Kami jalan dari sekolah-ke sekolah, bahkan beberapa waktu lalu kami ke Lembaga Pemasyarakatan Anak untuk Mahaga Basa, nanti lokakaryanya disesuaikan dengan kebutuhan peserta.
Nurhadi dari Balai Bahasa Provinsi Kalteng di bidang sastra mengungkapkan, dengan umur yang masih belia, Lia dengan berani memasuki dimensi ruang yang jarang ditempati anak-anak. Kesan pertama saat membaca judulnya, Nurhadi berpikir akan banyak membaca kisah yang berkaitan dengan agama, tetapi ternyata Gubuk di Samping Masjid menyuguhkan cerita yang menyeramkan.

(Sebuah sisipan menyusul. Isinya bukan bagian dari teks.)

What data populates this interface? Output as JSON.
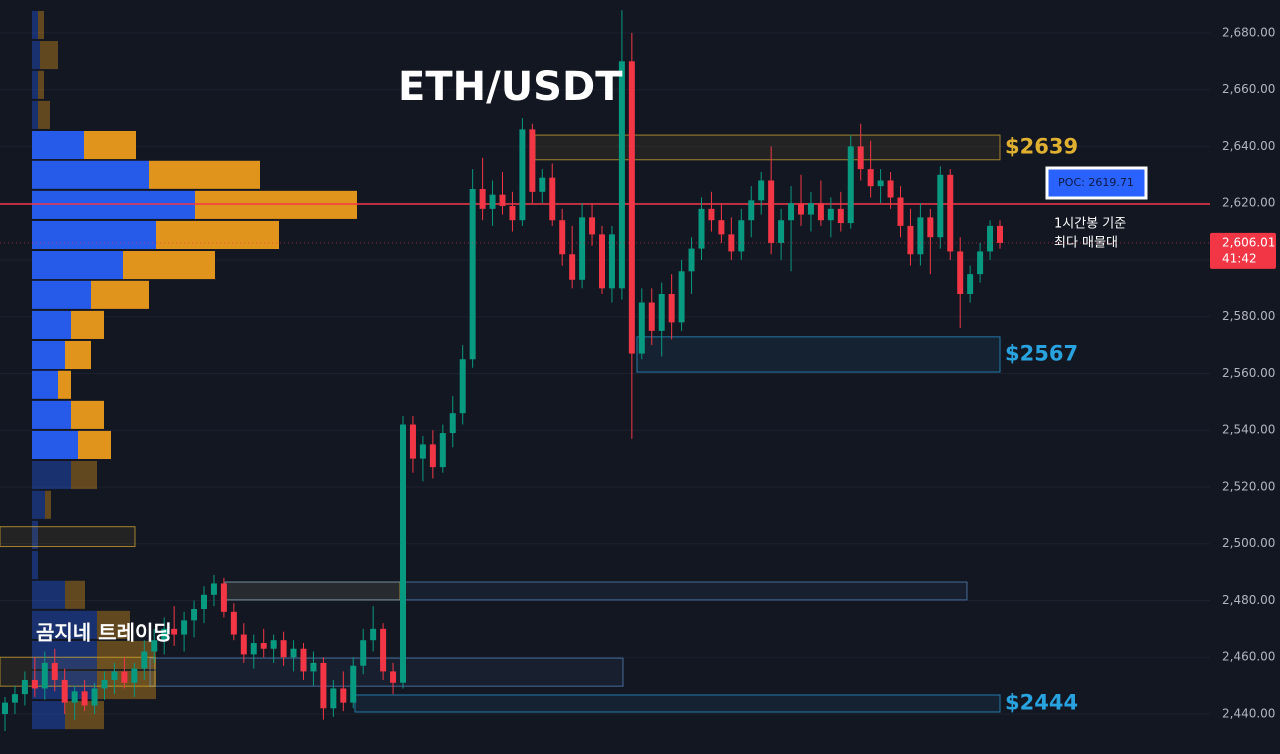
{
  "chart_data": {
    "type": "candlestick",
    "title": "ETH/USDT",
    "watermark": "곰지네 트레이딩",
    "ylim": [
      2425.9,
      2691.6
    ],
    "yticks": [
      {
        "value": 2440,
        "label": "2,440.00"
      },
      {
        "value": 2460,
        "label": "2,460.00"
      },
      {
        "value": 2480,
        "label": "2,480.00"
      },
      {
        "value": 2500,
        "label": "2,500.00"
      },
      {
        "value": 2520,
        "label": "2,520.00"
      },
      {
        "value": 2540,
        "label": "2,540.00"
      },
      {
        "value": 2560,
        "label": "2,560.00"
      },
      {
        "value": 2580,
        "label": "2,580.00"
      },
      {
        "value": 2600,
        "label": "2,600.00"
      },
      {
        "value": 2620,
        "label": "2,620.00"
      },
      {
        "value": 2640,
        "label": "2,640.00"
      },
      {
        "value": 2660,
        "label": "2,660.00"
      },
      {
        "value": 2680,
        "label": "2,680.00"
      }
    ],
    "grid": true,
    "up_color": "#089981",
    "down_color": "#f23645",
    "open": [
      2440,
      2444,
      2447,
      2452,
      2449,
      2458,
      2452,
      2444,
      2448,
      2443,
      2449,
      2452,
      2455,
      2451,
      2456,
      2462,
      2466,
      2470,
      2468,
      2473,
      2477,
      2482,
      2486,
      2476,
      2468,
      2461,
      2465,
      2463,
      2466,
      2460,
      2463,
      2455,
      2458,
      2442,
      2449,
      2444,
      2457,
      2466,
      2470,
      2455,
      2451,
      2542,
      2530,
      2535,
      2527,
      2539,
      2546,
      2565,
      2625,
      2618,
      2623,
      2619,
      2614,
      2646,
      2624,
      2629,
      2614,
      2602,
      2593,
      2615,
      2609,
      2590,
      2590,
      2670,
      2567,
      2585,
      2575,
      2588,
      2578,
      2596,
      2604,
      2618,
      2614,
      2609,
      2603,
      2614,
      2621,
      2628,
      2606,
      2614,
      2620,
      2616,
      2620,
      2614,
      2618,
      2613,
      2640,
      2632,
      2626,
      2628,
      2622,
      2612,
      2602,
      2615,
      2608,
      2630,
      2603,
      2588,
      2595,
      2603,
      2612
    ],
    "high": [
      2446,
      2450,
      2455,
      2460,
      2462,
      2463,
      2456,
      2450,
      2452,
      2451,
      2455,
      2458,
      2460,
      2458,
      2466,
      2470,
      2474,
      2478,
      2476,
      2480,
      2485,
      2489,
      2488,
      2479,
      2472,
      2468,
      2470,
      2468,
      2469,
      2466,
      2465,
      2462,
      2460,
      2452,
      2455,
      2460,
      2470,
      2478,
      2472,
      2458,
      2545,
      2545,
      2538,
      2540,
      2542,
      2552,
      2570,
      2632,
      2636,
      2628,
      2631,
      2624,
      2650,
      2648,
      2632,
      2634,
      2618,
      2612,
      2620,
      2620,
      2612,
      2612,
      2688,
      2680,
      2590,
      2590,
      2592,
      2595,
      2600,
      2608,
      2622,
      2624,
      2620,
      2615,
      2618,
      2626,
      2631,
      2640,
      2618,
      2626,
      2630,
      2624,
      2628,
      2622,
      2624,
      2644,
      2648,
      2642,
      2632,
      2631,
      2626,
      2618,
      2620,
      2618,
      2633,
      2632,
      2608,
      2598,
      2606,
      2614,
      2614
    ],
    "low": [
      2434,
      2440,
      2443,
      2446,
      2445,
      2448,
      2440,
      2438,
      2441,
      2440,
      2445,
      2447,
      2449,
      2446,
      2452,
      2458,
      2461,
      2464,
      2462,
      2467,
      2472,
      2478,
      2474,
      2466,
      2458,
      2456,
      2460,
      2458,
      2457,
      2455,
      2452,
      2450,
      2438,
      2439,
      2441,
      2442,
      2454,
      2462,
      2452,
      2447,
      2449,
      2525,
      2522,
      2523,
      2525,
      2534,
      2542,
      2562,
      2614,
      2612,
      2616,
      2610,
      2612,
      2620,
      2620,
      2612,
      2598,
      2590,
      2590,
      2605,
      2588,
      2585,
      2586,
      2537,
      2565,
      2570,
      2566,
      2572,
      2575,
      2588,
      2600,
      2610,
      2606,
      2600,
      2600,
      2608,
      2616,
      2602,
      2600,
      2596,
      2612,
      2610,
      2612,
      2608,
      2610,
      2611,
      2628,
      2622,
      2620,
      2618,
      2608,
      2598,
      2598,
      2595,
      2604,
      2600,
      2576,
      2585,
      2592,
      2600,
      2604
    ],
    "close": [
      2444,
      2447,
      2452,
      2449,
      2458,
      2452,
      2444,
      2448,
      2443,
      2449,
      2452,
      2455,
      2451,
      2456,
      2462,
      2466,
      2470,
      2468,
      2473,
      2477,
      2482,
      2486,
      2476,
      2468,
      2461,
      2465,
      2463,
      2466,
      2460,
      2463,
      2455,
      2458,
      2442,
      2449,
      2444,
      2457,
      2466,
      2470,
      2455,
      2451,
      2542,
      2530,
      2535,
      2527,
      2539,
      2546,
      2565,
      2625,
      2618,
      2623,
      2619,
      2614,
      2646,
      2624,
      2629,
      2614,
      2602,
      2593,
      2615,
      2609,
      2590,
      2609,
      2670,
      2567,
      2585,
      2575,
      2588,
      2578,
      2596,
      2604,
      2618,
      2614,
      2609,
      2603,
      2614,
      2621,
      2628,
      2606,
      2614,
      2620,
      2616,
      2620,
      2614,
      2618,
      2613,
      2640,
      2632,
      2626,
      2628,
      2622,
      2612,
      2602,
      2615,
      2608,
      2630,
      2603,
      2588,
      2595,
      2603,
      2612,
      2606.01
    ],
    "volume_profile": {
      "prices": [
        2682.8,
        2672.2,
        2661.7,
        2651.1,
        2640.5,
        2630.0,
        2619.4,
        2608.8,
        2598.2,
        2587.7,
        2577.1,
        2566.5,
        2556.0,
        2545.4,
        2534.8,
        2524.2,
        2513.7,
        2503.1,
        2492.5,
        2482.0,
        2471.4,
        2460.8,
        2450.2,
        2439.6
      ],
      "buy": [
        6,
        8,
        6,
        6,
        52,
        117,
        163,
        124,
        91,
        59,
        39,
        33,
        26,
        39,
        46,
        39,
        13,
        6,
        6,
        33,
        65,
        65,
        65,
        33
      ],
      "sell": [
        6,
        18,
        6,
        12,
        52,
        111,
        162,
        123,
        92,
        58,
        33,
        26,
        13,
        33,
        33,
        26,
        6,
        0,
        0,
        20,
        33,
        59,
        59,
        39
      ],
      "buy_color": "#2962ff",
      "sell_color": "#f7a21b"
    },
    "zones": [
      {
        "label": "$2639",
        "top": 2644.0,
        "bottom": 2635.3,
        "color": "#e0b030"
      },
      {
        "label": "$2567",
        "top": 2572.9,
        "bottom": 2560.5,
        "color": "#29a3e0"
      },
      {
        "top": 2506.0,
        "bottom": 2499.0,
        "color": "#e0b030"
      },
      {
        "top": 2486.5,
        "bottom": 2480.2,
        "color": "#e0b030"
      },
      {
        "top": 2486.5,
        "bottom": 2480.2,
        "color": "#5a8fc8"
      },
      {
        "top": 2459.7,
        "bottom": 2449.8,
        "color": "#5a8fc8"
      },
      {
        "top": 2460.0,
        "bottom": 2449.8,
        "color": "#e0b030"
      },
      {
        "label": "$2444",
        "top": 2446.7,
        "bottom": 2440.7,
        "color": "#29a3e0"
      }
    ],
    "poc": {
      "value": 2619.71,
      "label": "POC: 2619.71",
      "color": "#f23645"
    },
    "poc_note": [
      "1시간봉 기준",
      "최다 매물대"
    ],
    "last_price": {
      "value": 2606.01,
      "label": "2,606.01",
      "countdown": "41:42"
    }
  }
}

”Ada juga yang judulnya mesin cuci, ternyata bercerita tentang mesin waktu. Penulis, meskipun sedikit gagal, memasukkan logika fisika kuantum dalam tulisannya. Untuk anak umur 14 tahun, ini sesuatu yang luar biasa,” kata Nurhadi.
Nurhadi menjelaskan, kelemahan penulis belia umumnya kekurangan referensi. Seharusnya penulis belia atau penulis muda tidak boleh membatasi atau dibatasi dalam membaca. Itu karena semakin banyak membaca akan semakin dalam dan bermakna isi tulisannya.
”Ini yang perlu didorong terus. Kalau Lia membaca lebih dalam ilmu fisika kuantum atau ilmu pengetahuan lainnya, lalu dimasukkan dalam cerita pendek, itu akan jauh lebih luar biasa,” kata Nurhadi.
Lia mengungkapkan, salah satu referensi ia menulis adalah karena kebiasaan membaca cerita pendek di Kompas Minggu. Ia juga membaca buku-buku novel lainnya.
Ini yang perlu didorong terus. Kalau Lia membaca lebih dalam ilmu fisika kuantum atau ilmu pengetahuan lainnya, lalu dimasukkan dalam cerita pendek, itu akan jauh lebih luar biasa.
Dalam tulisan mesin cuci, Lia mengaku mendapatkan inspirasi saat melihat ibunya mencuci pakaian di bawah sinar matahari. Dari situ muncul satu kalimat dalam tulisannya tentang bagaimana mesin cuci itu melesat melampaui kecepatan cahaya untuk menembus ruang dan waktu. Tambahan kecepatan cahaya dan mesin waktu ia dapatkan dari banyak referensi film fiksi.
”Saya ini kurang baik dalam bergaul, makanya saya mau dikenal orang lewat karya tulis,” kata Lia.